Since the nonsense between Bill and Ken began last year, we’ve seen Lieutenant Governor Bolling – a good man, a good conservative and a good Republican – get excoriated by folks on the Republican side of the aisle for his actions before and after the Republican nomination for Governor.  He’s been called every name in the book, from traitor and backstabber to RINO moderate and everything in between.  He’s been accused of not doing enough to support the ticket in November.  He’s endured a level of vitriol we usually reserve for Democrats or people who have actually switched parties.  He’s been accused (falsely) of even endorsing the Democratic candidate for Governor and cutting commercials for him.  People have written his political epitaph and the eulogies have been gleeful.

But as is often the case, history provides us with a parallel that shouldn’t be ignored.

This is reminiscent of the same kind of attacks that were levied at Ronald Reagan by Gerald Ford and his supporters, both before the Republican convention in 1976 and after Jimmy Carter defeated him in November.  Ford supporters blamed Reagan for his loss [1], especially with polling data that indicated that 41% of Reagan voters would vote for Carter if Ford were the nominee (the reference is in this video from Face the Nation [2], listen to Scheiffer at the 1:05 minute mark).  That turned out to be false [3], with only 11% of Republicans actually defecting to Carter (which is likely true for Bolling/Cuccinelli too), but the belief that Reagan cost him the election endured in Ford’s mind.  Ford even thought Reagan should stand aside to allow him to run against Carter again in 1980.  Ford held this grudge against both Reagan and Nancy for decades [4].

But we all know how that story turned out.  Jimmy Carter’s presidency was one of the worst in modern times, and paved the way for Ronald Reagan’s conservative revolution, that led to three straight Republican victories, as well as control of the U.S. Senate for the first time in forty years in 1980. And while I am not comparing Bill Bolling with Ronald Reagan (someone in the comments will inevitably say Bill Bolling is no Ronald Reagan), the parallel is clear – before we start putting awl to granite engraving Bill Bolling’s political gravestone, we should think a minute about what has happened in the past.  And the Ford/Reagan issue is quite similar to the Bolling/Cuccinelli one.
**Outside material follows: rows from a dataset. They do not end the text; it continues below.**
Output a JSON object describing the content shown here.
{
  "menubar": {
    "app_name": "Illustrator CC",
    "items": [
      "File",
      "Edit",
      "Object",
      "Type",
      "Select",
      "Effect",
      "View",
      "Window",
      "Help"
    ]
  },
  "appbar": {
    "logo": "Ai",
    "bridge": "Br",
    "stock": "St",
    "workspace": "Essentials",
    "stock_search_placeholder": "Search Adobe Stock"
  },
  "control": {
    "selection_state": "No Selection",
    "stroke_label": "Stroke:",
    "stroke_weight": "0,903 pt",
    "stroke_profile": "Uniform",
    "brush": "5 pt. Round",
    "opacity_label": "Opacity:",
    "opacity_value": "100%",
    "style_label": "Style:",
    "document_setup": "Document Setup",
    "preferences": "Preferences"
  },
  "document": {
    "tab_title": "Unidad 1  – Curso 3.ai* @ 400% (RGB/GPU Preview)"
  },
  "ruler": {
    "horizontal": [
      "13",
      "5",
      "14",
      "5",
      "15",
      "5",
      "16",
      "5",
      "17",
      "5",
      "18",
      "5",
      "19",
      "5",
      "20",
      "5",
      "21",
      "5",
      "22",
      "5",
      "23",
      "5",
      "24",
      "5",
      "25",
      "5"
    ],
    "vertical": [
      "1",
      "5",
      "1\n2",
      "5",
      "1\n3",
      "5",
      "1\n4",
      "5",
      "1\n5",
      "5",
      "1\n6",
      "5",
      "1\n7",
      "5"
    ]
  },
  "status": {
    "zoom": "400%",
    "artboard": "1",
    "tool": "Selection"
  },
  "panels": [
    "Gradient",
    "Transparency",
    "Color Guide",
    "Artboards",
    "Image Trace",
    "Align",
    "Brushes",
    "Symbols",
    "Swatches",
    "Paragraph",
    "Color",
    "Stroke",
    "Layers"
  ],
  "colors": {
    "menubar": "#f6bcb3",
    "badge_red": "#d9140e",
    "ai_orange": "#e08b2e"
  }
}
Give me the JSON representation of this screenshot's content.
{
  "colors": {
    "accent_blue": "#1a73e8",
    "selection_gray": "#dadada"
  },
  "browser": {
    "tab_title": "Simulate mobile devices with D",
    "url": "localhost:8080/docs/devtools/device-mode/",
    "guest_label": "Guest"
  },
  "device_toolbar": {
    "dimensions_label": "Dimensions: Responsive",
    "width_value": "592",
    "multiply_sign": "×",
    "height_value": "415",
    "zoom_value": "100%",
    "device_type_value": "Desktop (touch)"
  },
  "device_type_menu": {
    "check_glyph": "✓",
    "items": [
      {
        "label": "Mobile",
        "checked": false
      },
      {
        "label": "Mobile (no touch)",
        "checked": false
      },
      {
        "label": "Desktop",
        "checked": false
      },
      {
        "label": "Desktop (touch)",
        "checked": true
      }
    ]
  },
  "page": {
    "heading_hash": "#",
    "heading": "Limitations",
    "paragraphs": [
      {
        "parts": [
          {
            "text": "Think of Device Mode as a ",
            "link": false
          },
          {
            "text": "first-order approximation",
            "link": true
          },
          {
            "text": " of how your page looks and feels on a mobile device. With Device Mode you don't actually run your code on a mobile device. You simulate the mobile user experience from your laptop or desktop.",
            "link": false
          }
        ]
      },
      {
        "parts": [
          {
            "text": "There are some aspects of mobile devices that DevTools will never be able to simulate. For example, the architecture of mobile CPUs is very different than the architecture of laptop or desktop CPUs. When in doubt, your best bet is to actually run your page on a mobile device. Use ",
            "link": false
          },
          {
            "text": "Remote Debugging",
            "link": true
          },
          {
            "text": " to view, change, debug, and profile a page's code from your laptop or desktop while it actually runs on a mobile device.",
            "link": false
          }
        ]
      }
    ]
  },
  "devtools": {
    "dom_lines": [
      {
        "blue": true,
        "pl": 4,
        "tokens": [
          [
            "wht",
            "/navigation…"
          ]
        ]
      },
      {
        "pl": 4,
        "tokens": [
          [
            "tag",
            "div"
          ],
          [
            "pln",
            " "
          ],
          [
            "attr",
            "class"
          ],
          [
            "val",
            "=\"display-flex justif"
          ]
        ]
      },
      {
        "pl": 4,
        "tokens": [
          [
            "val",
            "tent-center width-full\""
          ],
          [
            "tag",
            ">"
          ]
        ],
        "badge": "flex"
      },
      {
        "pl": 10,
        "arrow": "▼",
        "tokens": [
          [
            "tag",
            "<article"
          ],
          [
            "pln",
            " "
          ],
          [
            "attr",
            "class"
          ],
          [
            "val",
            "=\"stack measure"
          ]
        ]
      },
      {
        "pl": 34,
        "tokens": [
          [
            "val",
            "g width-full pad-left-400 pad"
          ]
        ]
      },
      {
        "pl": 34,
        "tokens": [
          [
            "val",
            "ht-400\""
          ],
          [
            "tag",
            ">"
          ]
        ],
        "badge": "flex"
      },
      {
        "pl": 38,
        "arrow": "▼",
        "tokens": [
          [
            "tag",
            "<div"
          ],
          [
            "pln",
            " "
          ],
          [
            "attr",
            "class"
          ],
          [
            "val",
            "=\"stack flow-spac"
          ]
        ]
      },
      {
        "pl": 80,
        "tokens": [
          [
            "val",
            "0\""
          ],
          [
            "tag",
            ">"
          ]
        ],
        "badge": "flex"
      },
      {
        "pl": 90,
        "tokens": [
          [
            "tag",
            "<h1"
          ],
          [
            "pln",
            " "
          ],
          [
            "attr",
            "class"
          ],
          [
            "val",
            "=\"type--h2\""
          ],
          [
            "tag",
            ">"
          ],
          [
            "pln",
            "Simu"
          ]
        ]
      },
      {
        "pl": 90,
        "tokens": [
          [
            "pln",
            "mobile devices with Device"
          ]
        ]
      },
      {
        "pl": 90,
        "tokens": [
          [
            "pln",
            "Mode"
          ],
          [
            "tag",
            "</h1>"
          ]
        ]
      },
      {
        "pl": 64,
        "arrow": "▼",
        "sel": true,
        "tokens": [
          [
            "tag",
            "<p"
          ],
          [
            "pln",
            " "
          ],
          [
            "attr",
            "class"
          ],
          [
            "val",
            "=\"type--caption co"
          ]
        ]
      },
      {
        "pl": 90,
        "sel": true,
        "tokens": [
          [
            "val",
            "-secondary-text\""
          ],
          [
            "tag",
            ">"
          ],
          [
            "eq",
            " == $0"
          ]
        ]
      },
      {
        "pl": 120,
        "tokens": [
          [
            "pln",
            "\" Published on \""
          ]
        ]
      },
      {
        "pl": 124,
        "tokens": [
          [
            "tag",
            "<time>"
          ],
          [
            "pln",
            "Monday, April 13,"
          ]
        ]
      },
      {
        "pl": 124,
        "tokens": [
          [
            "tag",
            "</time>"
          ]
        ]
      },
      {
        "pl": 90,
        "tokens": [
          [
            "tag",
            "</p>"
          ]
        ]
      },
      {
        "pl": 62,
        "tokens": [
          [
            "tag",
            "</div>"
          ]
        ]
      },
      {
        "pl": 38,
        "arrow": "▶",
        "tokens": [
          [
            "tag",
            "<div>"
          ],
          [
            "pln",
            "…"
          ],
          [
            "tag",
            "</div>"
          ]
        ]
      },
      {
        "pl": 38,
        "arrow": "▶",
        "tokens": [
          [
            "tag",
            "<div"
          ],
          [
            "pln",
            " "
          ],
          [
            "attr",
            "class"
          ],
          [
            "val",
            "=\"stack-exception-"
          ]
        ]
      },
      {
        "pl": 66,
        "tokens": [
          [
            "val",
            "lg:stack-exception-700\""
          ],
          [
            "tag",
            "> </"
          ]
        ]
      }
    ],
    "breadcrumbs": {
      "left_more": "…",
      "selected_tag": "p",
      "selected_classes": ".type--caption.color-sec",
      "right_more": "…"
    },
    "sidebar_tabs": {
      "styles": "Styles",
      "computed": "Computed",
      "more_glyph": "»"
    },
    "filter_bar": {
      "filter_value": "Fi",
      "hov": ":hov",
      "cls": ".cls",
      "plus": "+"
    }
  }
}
Yes, a lot of folks are angry at Bill Bolling right now.  That’s understandable, even if misguided.  A lot of folks were angry at Ronald Reagan after we lost in 1976.  That, too, was understandable.  Nobody likes losing and there’s always plenty of blame to go around, even if there shouldn’t be.  But the time for hate is over, and it’s time for us to start mending the party’s wounds.  Forgiveness is a virtue, and one that has fallen by the wayside in politics lately.

Republicans forgave Ronald Reagan for what they accused him of in 1976, and he not only won the Republican nomination in 1980, he was elected twice and became one of the greatest Presidents we’ve ever had.

One can only hope that those who hate on Bill Bolling are as willing to forgive and forget as those who were hating on Ronald Reagan were after 1976.  Because it would be a shame if a man like Bill Bolling, who has demonstrated solid competence in governance, unquestioned ethics and an ability to articulate Republican ideals to a wide swath of voters, be forever banished from public life because of accusations that he didn’t do enough to help the party’s nominee win in November.